Meanwhile, New York is approaching the end of a contentious, four-year-long process to decide whether to allow high-volume fracking, and Vermont is expected to become the first state to ban fracking entirely.
The BLM rule "stands up quite well next to other state regulations," said Sharp, the Environmental Working Group scientist. "But unfortunately, that's because most state regulations are very poor."
For example, some of the states that regulate fracking don't deal with the wastewater, called flowback, which comes out of the well after it's fracked, Sharp said. Flowback water contains fracking chemicals as well as naturally occurring radionuclides from underground rock formations.
The new BLM rule would require companies to report the volume of flowback water and create a plan for its disposal. They also would have to store the waste in closed tanks or in aboveground pits lined with a plastic barrier.
Sharp said her group is disappointed that the BLM is allowing companies to use disposal pits, because of the potential for leaks and liner degradation. But she acknowledged that lined pits "are a lot better than unlined pits."
The rule also requires operators to keep "cement bond logs"—detailed records of tests that help ensure their wells are properly cemented. After drilling a well, operators pour cement between the metal casing and the surrounding rock to prevent fluids from leaking out. They then test the effectiveness of the cement sealant by running a series of tests and recording the results in the cement bond log.
"It is essentially a way of logging, from top to bottom, what the density on the cement is, so that if you have something that isn't as dense or thick as you need it to be, it tells you that you have a problem," Baizel said.
Not all states require cement bond logs, Baizel said, and he was "happy" to see that requirement in the BLM regulations.
The industry isn't happy about the requirement. Sgamma of Western Energy Alliance said the logs will require "additional reporting and oversight…[It's] another case of the federal government making it more expensive and time-consuming to operate on federal lands, and will continue putting them at a disadvantage" compared with adjacent state and private lands.
The use of cement around well casings is hardly new, said Crandall of the BLM. What's new is the agency requirement that operators submit their cement bond logs. "It's good for the environment, the public and operators. If you're confirming your well is good, essentially the public is confident in our ability to regulate fracking on public lands, and operators are in good shape…it really is a win-win for everyone."

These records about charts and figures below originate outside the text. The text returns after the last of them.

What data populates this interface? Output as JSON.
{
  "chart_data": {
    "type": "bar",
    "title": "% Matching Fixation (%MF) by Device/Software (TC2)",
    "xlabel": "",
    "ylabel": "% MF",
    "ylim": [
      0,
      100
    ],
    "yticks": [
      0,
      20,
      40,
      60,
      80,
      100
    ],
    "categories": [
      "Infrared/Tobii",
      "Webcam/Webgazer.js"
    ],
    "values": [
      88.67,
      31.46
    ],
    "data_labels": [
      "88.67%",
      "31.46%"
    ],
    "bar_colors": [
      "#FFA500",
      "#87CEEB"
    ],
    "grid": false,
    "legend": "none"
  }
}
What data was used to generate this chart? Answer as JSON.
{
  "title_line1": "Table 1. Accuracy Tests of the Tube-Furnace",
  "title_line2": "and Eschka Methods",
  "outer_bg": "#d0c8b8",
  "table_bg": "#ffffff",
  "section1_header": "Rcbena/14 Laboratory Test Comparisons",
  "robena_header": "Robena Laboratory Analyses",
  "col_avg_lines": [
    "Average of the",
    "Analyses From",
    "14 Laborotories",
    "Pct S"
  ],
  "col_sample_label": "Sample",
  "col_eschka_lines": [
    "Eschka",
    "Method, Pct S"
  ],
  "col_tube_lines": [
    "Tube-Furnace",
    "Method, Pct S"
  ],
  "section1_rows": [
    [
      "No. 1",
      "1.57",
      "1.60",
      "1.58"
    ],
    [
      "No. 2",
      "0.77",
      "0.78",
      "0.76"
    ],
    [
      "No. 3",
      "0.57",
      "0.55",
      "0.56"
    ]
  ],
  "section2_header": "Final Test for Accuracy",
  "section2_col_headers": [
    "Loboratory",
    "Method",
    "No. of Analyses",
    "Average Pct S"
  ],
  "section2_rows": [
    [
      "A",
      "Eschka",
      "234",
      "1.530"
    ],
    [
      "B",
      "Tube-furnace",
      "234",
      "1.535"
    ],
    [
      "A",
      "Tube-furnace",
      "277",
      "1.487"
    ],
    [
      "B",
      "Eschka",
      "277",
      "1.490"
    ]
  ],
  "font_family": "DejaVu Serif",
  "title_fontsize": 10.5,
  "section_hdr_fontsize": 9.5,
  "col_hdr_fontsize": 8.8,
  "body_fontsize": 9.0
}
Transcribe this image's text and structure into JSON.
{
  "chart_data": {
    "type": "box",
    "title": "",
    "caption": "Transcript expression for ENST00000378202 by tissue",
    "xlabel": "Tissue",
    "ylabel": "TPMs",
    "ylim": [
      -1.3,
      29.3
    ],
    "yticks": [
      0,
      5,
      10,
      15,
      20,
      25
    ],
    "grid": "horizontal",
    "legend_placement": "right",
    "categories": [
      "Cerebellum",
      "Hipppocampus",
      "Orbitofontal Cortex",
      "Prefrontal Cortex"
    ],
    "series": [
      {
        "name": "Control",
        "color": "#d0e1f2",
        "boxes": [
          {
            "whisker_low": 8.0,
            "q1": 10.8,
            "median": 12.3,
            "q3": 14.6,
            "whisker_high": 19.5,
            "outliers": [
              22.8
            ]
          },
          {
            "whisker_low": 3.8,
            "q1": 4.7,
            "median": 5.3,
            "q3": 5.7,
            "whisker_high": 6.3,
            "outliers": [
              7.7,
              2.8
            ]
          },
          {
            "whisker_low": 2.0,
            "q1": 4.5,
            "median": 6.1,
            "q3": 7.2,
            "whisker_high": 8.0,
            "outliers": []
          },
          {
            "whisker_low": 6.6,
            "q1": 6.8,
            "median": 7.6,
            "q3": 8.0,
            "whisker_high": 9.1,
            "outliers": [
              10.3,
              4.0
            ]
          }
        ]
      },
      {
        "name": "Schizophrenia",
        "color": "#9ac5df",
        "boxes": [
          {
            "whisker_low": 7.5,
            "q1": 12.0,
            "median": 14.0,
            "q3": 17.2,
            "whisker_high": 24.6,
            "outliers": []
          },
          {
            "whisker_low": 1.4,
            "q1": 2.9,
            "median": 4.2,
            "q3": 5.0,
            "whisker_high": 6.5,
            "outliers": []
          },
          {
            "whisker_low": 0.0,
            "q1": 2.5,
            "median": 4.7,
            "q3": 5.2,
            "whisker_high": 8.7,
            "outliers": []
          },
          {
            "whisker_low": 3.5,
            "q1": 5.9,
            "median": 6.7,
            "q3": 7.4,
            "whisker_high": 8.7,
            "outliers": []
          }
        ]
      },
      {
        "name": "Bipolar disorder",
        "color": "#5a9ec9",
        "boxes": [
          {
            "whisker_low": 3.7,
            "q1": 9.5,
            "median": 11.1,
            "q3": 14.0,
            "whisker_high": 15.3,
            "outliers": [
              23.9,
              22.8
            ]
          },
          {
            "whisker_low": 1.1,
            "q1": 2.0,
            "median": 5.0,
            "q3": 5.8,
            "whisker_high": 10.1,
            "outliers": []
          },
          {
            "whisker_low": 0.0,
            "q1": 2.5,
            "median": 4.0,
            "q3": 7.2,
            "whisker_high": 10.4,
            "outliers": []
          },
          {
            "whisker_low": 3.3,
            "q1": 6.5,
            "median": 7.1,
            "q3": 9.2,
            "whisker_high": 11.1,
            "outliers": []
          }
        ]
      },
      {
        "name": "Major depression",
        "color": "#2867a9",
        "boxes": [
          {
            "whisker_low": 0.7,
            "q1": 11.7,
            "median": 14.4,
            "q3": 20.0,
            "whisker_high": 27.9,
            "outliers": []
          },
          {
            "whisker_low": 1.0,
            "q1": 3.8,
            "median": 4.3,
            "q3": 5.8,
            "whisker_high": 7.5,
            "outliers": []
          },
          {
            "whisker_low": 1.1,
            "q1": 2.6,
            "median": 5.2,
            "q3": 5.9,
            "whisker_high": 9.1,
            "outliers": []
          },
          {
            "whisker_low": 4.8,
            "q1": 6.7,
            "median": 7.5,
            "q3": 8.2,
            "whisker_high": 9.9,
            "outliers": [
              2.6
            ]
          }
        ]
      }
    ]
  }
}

Rule Still Protects Trade Secrets
Like all the existing state regulations, the BLM rule allows operators to avoid disclosing certain chemicals or mixtures of compounds—called products—that are considered trade secrets.
Operators will be required to submit a list of non-proprietary chemicals, along with a separate list of fracking products. Keeping the chemicals and products separate will help prevent the loss of proprietary information, Crandall said.
The disclosed information will be posted on a third-party website such as FracFocus, an industry-funded portal where companies provide voluntary disclosure. Crandall said the BLM intends to work with FracFocus to discuss ways of improving the site.
In addition to the names of chemicals, operators will also disclose the concentration of each chemical as a percentage of the total fracking fluid. Knowing the volume is important, said Sharp, because it can help landowners decide which contaminants to test for. "All other things being even, it's more likely that a chemical in higher concentration in a drilling fluid will become a problem than a chemical with a lower concentration."
Sharp said the BLM's effort to upgrade its regulations will be most helpful in states with little or no fracking oversight. Before drilling on federal land, operators must obtain a state as well as a BLM permit—and if the state rules are lax, the BLM's updated regulations can now help fill the gap. In California, for example, she said operators can frack a well without notifying regulators or landowners, and they aren't required to disclose the chemicals they used or to present a plan for wastewater disposal.
Lawmakers in California are discussing new measures to regulate fracking, but it may be years before the rules are finalized.